Last week, government spokesman Rajitha Senaratne alleged that three members of the presidential security guard tortured and killed Thajudeen, who played for the national rugby side captained by Rajapakse’s second son, Yoshitha. CID told the media that the vehicle used to allegedly abduct Thajudeen belonged to a non-government organisation headed by Rajapakse’s wife, Shiranthi Rajapakse. Rumours are being circulated that Rajapakse’s son Yoshitha had an affair with Thajudeen’s ex-girl-friend, causing their enmity that led to murder.

The UNP election campaign is exploiting these unsubstantiated allegations to accuse the Rajapakse family of murder. On the day that Thajudeen’s body was exhumed, UNP supporters organised a protest near the cemetery in Colombo and denounced Rajapakse.
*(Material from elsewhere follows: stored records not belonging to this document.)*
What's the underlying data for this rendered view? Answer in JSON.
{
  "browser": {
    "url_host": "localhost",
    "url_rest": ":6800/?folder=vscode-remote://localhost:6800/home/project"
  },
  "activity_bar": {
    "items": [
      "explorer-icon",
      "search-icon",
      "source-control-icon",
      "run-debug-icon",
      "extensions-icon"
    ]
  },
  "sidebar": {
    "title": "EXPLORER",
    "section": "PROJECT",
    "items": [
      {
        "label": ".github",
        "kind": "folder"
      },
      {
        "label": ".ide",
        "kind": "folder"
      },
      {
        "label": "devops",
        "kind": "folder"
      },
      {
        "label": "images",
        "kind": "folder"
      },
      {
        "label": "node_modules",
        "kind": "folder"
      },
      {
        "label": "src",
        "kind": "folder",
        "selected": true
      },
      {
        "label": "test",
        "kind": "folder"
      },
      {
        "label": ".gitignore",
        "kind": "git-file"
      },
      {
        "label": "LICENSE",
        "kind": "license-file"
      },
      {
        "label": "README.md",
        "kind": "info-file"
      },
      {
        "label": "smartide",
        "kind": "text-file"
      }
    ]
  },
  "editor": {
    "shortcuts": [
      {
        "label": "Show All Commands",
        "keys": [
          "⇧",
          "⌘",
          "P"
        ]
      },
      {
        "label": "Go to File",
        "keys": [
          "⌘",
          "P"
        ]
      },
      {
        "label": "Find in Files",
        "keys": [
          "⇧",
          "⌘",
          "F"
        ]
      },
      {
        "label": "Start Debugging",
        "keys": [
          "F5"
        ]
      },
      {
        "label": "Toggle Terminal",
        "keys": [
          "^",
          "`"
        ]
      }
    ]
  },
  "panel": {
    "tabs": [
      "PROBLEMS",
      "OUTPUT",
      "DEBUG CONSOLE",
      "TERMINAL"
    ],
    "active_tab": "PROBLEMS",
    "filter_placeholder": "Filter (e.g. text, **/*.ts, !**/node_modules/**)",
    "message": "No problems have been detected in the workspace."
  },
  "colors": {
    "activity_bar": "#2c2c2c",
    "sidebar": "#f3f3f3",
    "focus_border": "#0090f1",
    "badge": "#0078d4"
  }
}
In response, Rajapakse denied any involvement in the alleged murder and accused his political opponents of trying to obtain a petty political advantage from the incident on the eve of the general election.

Significantly, the scandal featured in the international press, with headlines such as “Murder probe casts shadow over comeback bid by Sri Lanka’s Rajapakse” and “Sri Lanka murder probe hinders Rajapakse comeback.” This media coverage indicates the unusual level of attention being paid by the US and European powers to the Sri Lankan election and its outcome.

Having engineered Rajapakse’s removal as president, the US is not about to allow him to return to power as prime minister. Whether Washington had a hand in the latest scandal or not, it is indicative of the methods that will be employed should Rajapakse win the election.

Since coming to office, President Sirisena and the UNP government have been digging up other corruption cases and abuses allegedly involving Rajapakse to marginalise him and his supporters.

The government has established a specialised Financial Crime Investigation Division (FCID) of the police. Rajapakse’s brothers, former minister Basil Rajapakse and defence secretary Gotabhaya Rajapakse, along with close supporters have been brought before the FCID and the Bribery Commission.

Over the past week, the arrest of Sergeant Major Ran Banda on August 9 has also focused media attention on abductions and murders under the Rajapakse administration. Banda reportedly confessed to the CID to involvement in the disappearance of Prageeth Eknaligoda, a cartoonist and journalist who criticised the Rajapakse government and disappeared on January 24, 2010. According to Banda, the journalist was detained in an army camp, questioned about his book on the Rajapakse family and handed over to a major. Prageeth Eknaligoda has not been seen since.

Rajapakse and his government are certainly responsible for many crimes, including the deaths of tens of thousands of civilians during the final military offensives in 2009 against the Liberation Tigers of Tamil Eelam (LTTE) and the unleashing of death squads, disappearances and torture. Rajapakse’s ruling cabal was also steeped in corruption and nepotism and imposed new burdens on workers and the poor.

However, the UNP’s claims to stand for democracy, good governance and transparency are completely bogus. The UNP and its allies are also responsible for massive crimes. The UNP government launched the communal war against the LTTE in 1983 and ruthlessly prosecuted it over the next decade. In the late 1980s, the UNP sought to suppress the Janatha Vimukthi Peramuma (JVP), unleashing death squads that murdered an estimated 60,000 rural youth in southern Sri Lanka.

The Socialist Equality Party (SEP) is standing 43 candidates in Colombo, Jaffna and Nuwara Eliya to fight for the political independence of the working class from all factions of the bourgeoisie. Whichever parties take office after Monday’s election, the next government will carry out the dictates of international finance capital and deepen the assault on the democratic rights and living standards of working people.

The SEP is fighting to unify the working class on the basis of the struggle for a workers’ and peasants’ government to implement socialist policies, as part of the fight for socialism throughout South Asia and globally against war, austerity and attacks on democratic rights.